It all began in 2017, when Villarreal’s reporting landed her in jail.
Local authorities, already no fans of her work, used an obscure Texas statute to claim that Villarreal had obtained “nonpublic information” from the government with “intent to benefit” herself.
The information was verification of the identities that she had already sourced elsewhere. One was a Border Patrol agent who died by suicide and the others were a family involved in a deadly vehicle accident.
The alleged benefit was gaining more Facebook followers.
While Villarreal is no conventional journalist and Facebook is no conventional reporting mechanism, asking a government official to verify the details of a story already sourced elsewhere before publishing is actually what good journalism looks like.
And how the “benefit” of gaining new followers is materially different from generating “more clicks” or increasing subscriptions (important motivations of professional journalists in the digital era), I cannot tell you.
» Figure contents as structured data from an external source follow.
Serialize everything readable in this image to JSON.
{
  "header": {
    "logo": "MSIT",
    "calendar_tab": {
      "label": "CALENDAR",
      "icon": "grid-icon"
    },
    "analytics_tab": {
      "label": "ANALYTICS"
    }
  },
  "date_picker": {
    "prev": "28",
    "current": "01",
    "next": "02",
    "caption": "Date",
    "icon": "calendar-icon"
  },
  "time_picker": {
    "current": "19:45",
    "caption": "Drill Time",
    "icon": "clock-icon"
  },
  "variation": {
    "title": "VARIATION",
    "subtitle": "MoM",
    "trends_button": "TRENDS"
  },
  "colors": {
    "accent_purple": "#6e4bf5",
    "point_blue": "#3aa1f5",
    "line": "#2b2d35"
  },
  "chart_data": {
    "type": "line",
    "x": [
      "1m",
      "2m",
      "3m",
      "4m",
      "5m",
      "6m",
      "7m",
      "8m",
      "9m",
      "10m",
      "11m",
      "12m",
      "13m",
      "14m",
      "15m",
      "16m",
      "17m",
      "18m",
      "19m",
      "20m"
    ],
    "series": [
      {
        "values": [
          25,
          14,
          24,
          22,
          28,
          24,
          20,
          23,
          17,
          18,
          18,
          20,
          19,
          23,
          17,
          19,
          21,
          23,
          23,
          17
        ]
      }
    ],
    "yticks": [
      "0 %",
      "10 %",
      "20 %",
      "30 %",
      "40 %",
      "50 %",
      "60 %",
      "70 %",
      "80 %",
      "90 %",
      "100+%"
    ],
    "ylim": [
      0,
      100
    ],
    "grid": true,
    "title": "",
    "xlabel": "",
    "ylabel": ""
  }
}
So Villarreal was effectively targeted by authorities and jailed, not for her actions but for her opinions — something that should make the hair on the neck of every freedom-loving American stand on end.
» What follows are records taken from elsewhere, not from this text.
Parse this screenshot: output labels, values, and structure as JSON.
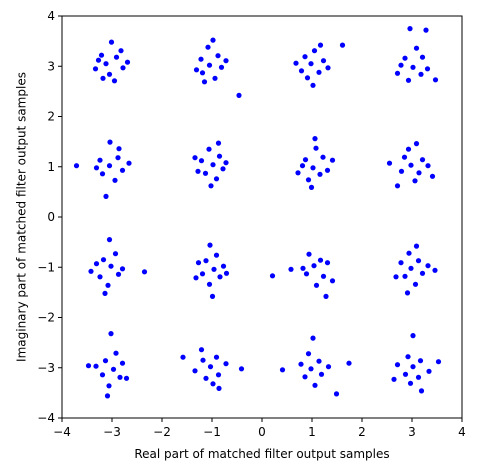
{
  "chart_data": {
    "type": "scatter",
    "title": "",
    "xlabel": "Real part of matched filter output samples",
    "ylabel": "Imaginary part of matched filter output samples",
    "xlim": [
      -4,
      4
    ],
    "ylim": [
      -4,
      4
    ],
    "xticks": [
      -4,
      -3,
      -2,
      -1,
      0,
      1,
      2,
      3,
      4
    ],
    "yticks": [
      -4,
      -3,
      -2,
      -1,
      0,
      1,
      2,
      3,
      4
    ],
    "x_tick_labels": [
      "−4",
      "−3",
      "−2",
      "−1",
      "0",
      "1",
      "2",
      "3",
      "4"
    ],
    "y_tick_labels": [
      "−4",
      "−3",
      "−2",
      "−1",
      "0",
      "1",
      "2",
      "3",
      "4"
    ],
    "grid": false,
    "legend": "none",
    "series": [
      {
        "marker": "circle",
        "color": "#0000ff",
        "constellation": "16-QAM",
        "points": [
          [
            -3.12,
            3.05
          ],
          [
            -2.91,
            3.18
          ],
          [
            -3.05,
            2.84
          ],
          [
            -2.78,
            2.97
          ],
          [
            -3.21,
            3.22
          ],
          [
            -2.95,
            2.71
          ],
          [
            -3.33,
            2.95
          ],
          [
            -2.82,
            3.31
          ],
          [
            -3.01,
            3.48
          ],
          [
            -3.18,
            2.76
          ],
          [
            -2.69,
            3.08
          ],
          [
            -3.27,
            3.12
          ],
          [
            -1.05,
            3.02
          ],
          [
            -0.88,
            3.21
          ],
          [
            -1.19,
            2.87
          ],
          [
            -0.94,
            2.76
          ],
          [
            -1.22,
            3.14
          ],
          [
            -0.81,
            2.98
          ],
          [
            -1.08,
            3.38
          ],
          [
            -0.72,
            3.11
          ],
          [
            -1.31,
            2.93
          ],
          [
            -0.98,
            3.52
          ],
          [
            -0.46,
            2.42
          ],
          [
            -1.15,
            2.69
          ],
          [
            0.98,
            3.05
          ],
          [
            1.14,
            2.88
          ],
          [
            0.86,
            3.19
          ],
          [
            1.23,
            3.11
          ],
          [
            0.79,
            2.91
          ],
          [
            1.05,
            3.31
          ],
          [
            1.32,
            2.97
          ],
          [
            0.91,
            2.77
          ],
          [
            1.17,
            3.42
          ],
          [
            0.68,
            3.06
          ],
          [
            1.61,
            3.42
          ],
          [
            1.02,
            2.62
          ],
          [
            3.02,
            2.98
          ],
          [
            2.86,
            3.16
          ],
          [
            3.18,
            2.84
          ],
          [
            2.93,
            2.72
          ],
          [
            3.21,
            3.18
          ],
          [
            2.78,
            3.02
          ],
          [
            3.09,
            3.36
          ],
          [
            3.31,
            2.95
          ],
          [
            2.71,
            2.86
          ],
          [
            2.96,
            3.75
          ],
          [
            3.28,
            3.72
          ],
          [
            3.47,
            2.73
          ],
          [
            -3.05,
            1.02
          ],
          [
            -2.88,
            1.18
          ],
          [
            -3.19,
            0.86
          ],
          [
            -2.79,
            0.93
          ],
          [
            -3.24,
            1.13
          ],
          [
            -2.94,
            0.73
          ],
          [
            -3.31,
            0.98
          ],
          [
            -2.86,
            1.36
          ],
          [
            -3.71,
            1.02
          ],
          [
            -3.12,
            0.41
          ],
          [
            -2.66,
            1.07
          ],
          [
            -3.04,
            1.49
          ],
          [
            -0.98,
            1.04
          ],
          [
            -1.13,
            0.87
          ],
          [
            -0.85,
            1.21
          ],
          [
            -1.21,
            1.12
          ],
          [
            -0.91,
            0.76
          ],
          [
            -1.06,
            1.35
          ],
          [
            -0.78,
            0.96
          ],
          [
            -1.28,
            0.91
          ],
          [
            -1.02,
            0.62
          ],
          [
            -0.87,
            1.47
          ],
          [
            -1.34,
            1.18
          ],
          [
            -0.72,
            1.08
          ],
          [
            1.02,
            0.98
          ],
          [
            0.87,
            1.14
          ],
          [
            1.16,
            0.85
          ],
          [
            0.93,
            0.74
          ],
          [
            1.22,
            1.19
          ],
          [
            0.81,
            1.02
          ],
          [
            1.08,
            1.37
          ],
          [
            1.31,
            0.93
          ],
          [
            0.72,
            0.88
          ],
          [
            0.99,
            0.59
          ],
          [
            1.41,
            1.13
          ],
          [
            1.06,
            1.56
          ],
          [
            2.98,
            1.03
          ],
          [
            3.14,
            0.88
          ],
          [
            2.85,
            1.19
          ],
          [
            3.21,
            1.14
          ],
          [
            2.79,
            0.91
          ],
          [
            3.06,
            0.72
          ],
          [
            3.32,
            1.02
          ],
          [
            2.93,
            1.35
          ],
          [
            2.55,
            1.07
          ],
          [
            3.41,
            0.81
          ],
          [
            3.09,
            1.46
          ],
          [
            2.71,
            0.62
          ],
          [
            -3.02,
            -0.98
          ],
          [
            -2.87,
            -1.14
          ],
          [
            -3.17,
            -0.85
          ],
          [
            -2.93,
            -0.73
          ],
          [
            -3.24,
            -1.19
          ],
          [
            -2.79,
            -1.03
          ],
          [
            -3.08,
            -1.36
          ],
          [
            -3.31,
            -0.93
          ],
          [
            -3.05,
            -0.45
          ],
          [
            -2.35,
            -1.09
          ],
          [
            -3.42,
            -1.08
          ],
          [
            -3.14,
            -1.52
          ],
          [
            -0.96,
            -1.04
          ],
          [
            -1.12,
            -0.87
          ],
          [
            -0.84,
            -1.19
          ],
          [
            -1.19,
            -1.13
          ],
          [
            -0.91,
            -0.76
          ],
          [
            -1.05,
            -1.34
          ],
          [
            -0.77,
            -0.98
          ],
          [
            -1.27,
            -0.91
          ],
          [
            -0.99,
            -1.58
          ],
          [
            -1.32,
            -1.21
          ],
          [
            -0.71,
            -1.12
          ],
          [
            -1.04,
            -0.56
          ],
          [
            1.04,
            -0.97
          ],
          [
            0.89,
            -1.13
          ],
          [
            1.17,
            -0.86
          ],
          [
            0.94,
            -0.74
          ],
          [
            1.23,
            -1.18
          ],
          [
            0.82,
            -1.02
          ],
          [
            1.09,
            -1.36
          ],
          [
            1.31,
            -0.91
          ],
          [
            0.58,
            -1.04
          ],
          [
            1.41,
            -1.27
          ],
          [
            0.21,
            -1.17
          ],
          [
            1.28,
            -1.58
          ],
          [
            2.98,
            -1.02
          ],
          [
            3.13,
            -0.87
          ],
          [
            2.86,
            -1.18
          ],
          [
            3.21,
            -1.12
          ],
          [
            2.78,
            -0.91
          ],
          [
            3.07,
            -1.34
          ],
          [
            3.32,
            -0.97
          ],
          [
            2.94,
            -0.72
          ],
          [
            2.68,
            -1.19
          ],
          [
            3.46,
            -1.06
          ],
          [
            3.09,
            -0.58
          ],
          [
            2.91,
            -1.51
          ],
          [
            -2.97,
            -3.03
          ],
          [
            -3.13,
            -2.86
          ],
          [
            -2.84,
            -3.19
          ],
          [
            -3.19,
            -3.14
          ],
          [
            -2.79,
            -2.91
          ],
          [
            -3.06,
            -3.36
          ],
          [
            -3.32,
            -2.97
          ],
          [
            -2.92,
            -2.71
          ],
          [
            -3.02,
            -2.32
          ],
          [
            -3.47,
            -2.96
          ],
          [
            -3.09,
            -3.56
          ],
          [
            -2.71,
            -3.21
          ],
          [
            -1.03,
            -2.98
          ],
          [
            -0.87,
            -3.14
          ],
          [
            -1.18,
            -2.85
          ],
          [
            -1.12,
            -3.21
          ],
          [
            -0.91,
            -2.79
          ],
          [
            -1.34,
            -3.06
          ],
          [
            -0.98,
            -3.32
          ],
          [
            -0.72,
            -2.92
          ],
          [
            -1.58,
            -2.79
          ],
          [
            -0.41,
            -3.02
          ],
          [
            -1.21,
            -2.64
          ],
          [
            -0.86,
            -3.41
          ],
          [
            0.98,
            -3.02
          ],
          [
            1.14,
            -2.87
          ],
          [
            0.86,
            -3.18
          ],
          [
            1.19,
            -3.13
          ],
          [
            0.78,
            -2.93
          ],
          [
            1.06,
            -3.35
          ],
          [
            1.33,
            -2.98
          ],
          [
            0.93,
            -2.72
          ],
          [
            1.74,
            -2.91
          ],
          [
            0.41,
            -3.04
          ],
          [
            1.02,
            -2.41
          ],
          [
            1.49,
            -3.52
          ],
          [
            3.02,
            -2.98
          ],
          [
            2.87,
            -3.13
          ],
          [
            3.17,
            -2.86
          ],
          [
            3.13,
            -3.19
          ],
          [
            2.92,
            -2.78
          ],
          [
            3.34,
            -3.07
          ],
          [
            2.97,
            -3.31
          ],
          [
            2.71,
            -2.94
          ],
          [
            3.02,
            -2.36
          ],
          [
            3.53,
            -2.88
          ],
          [
            2.64,
            -3.23
          ],
          [
            3.19,
            -3.46
          ]
        ]
      }
    ]
  }
}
Villarreal’s charges were eventually dropped; the law used to prosecute her was deemed unconstitutionally vague. But thankfully for free speech, she didn’t allow it to end there.
She sued, but a federal district court threw out her case, finding that in jailing Villarreal, the officers had “qualified immunity,” the legal doctrine which protects public officials from facing civil suits in certain circumstances.
A three-judge panel for the 5th Circuit found differently.
It should be obvious that throwing someone in jail for asking questions of the government is the stuff of dystopian nightmares. Which makes the 5th Circuit’s decision to bring the case to the full court, opening the possibility the judges will overturn the panel’s ruling, all the more troubling.
We can hope that the powerhouse of organizations, which includes journalism groups as well as the aforementioned conservative nonprofits, filing briefs on Villarreal’s behalf will have some impact. And we can’t forget the Foundation for Individual Rights and Expression, a defender of conservative speech on college campuses that is representing Villarreal.
We can also hope that when a legal challenge is made by a conservative citizen journalist — the next time Project Veritas’ James O’Keefe gets sideways with law enforcement for surreptitiously recording the wrong person — progressive-leaning free speech organizations will come to the defense. Our commonalities might end at our opinions, but we should agree that we all have a right to express them.
Fingers crossed that the 5th Circuit will agree.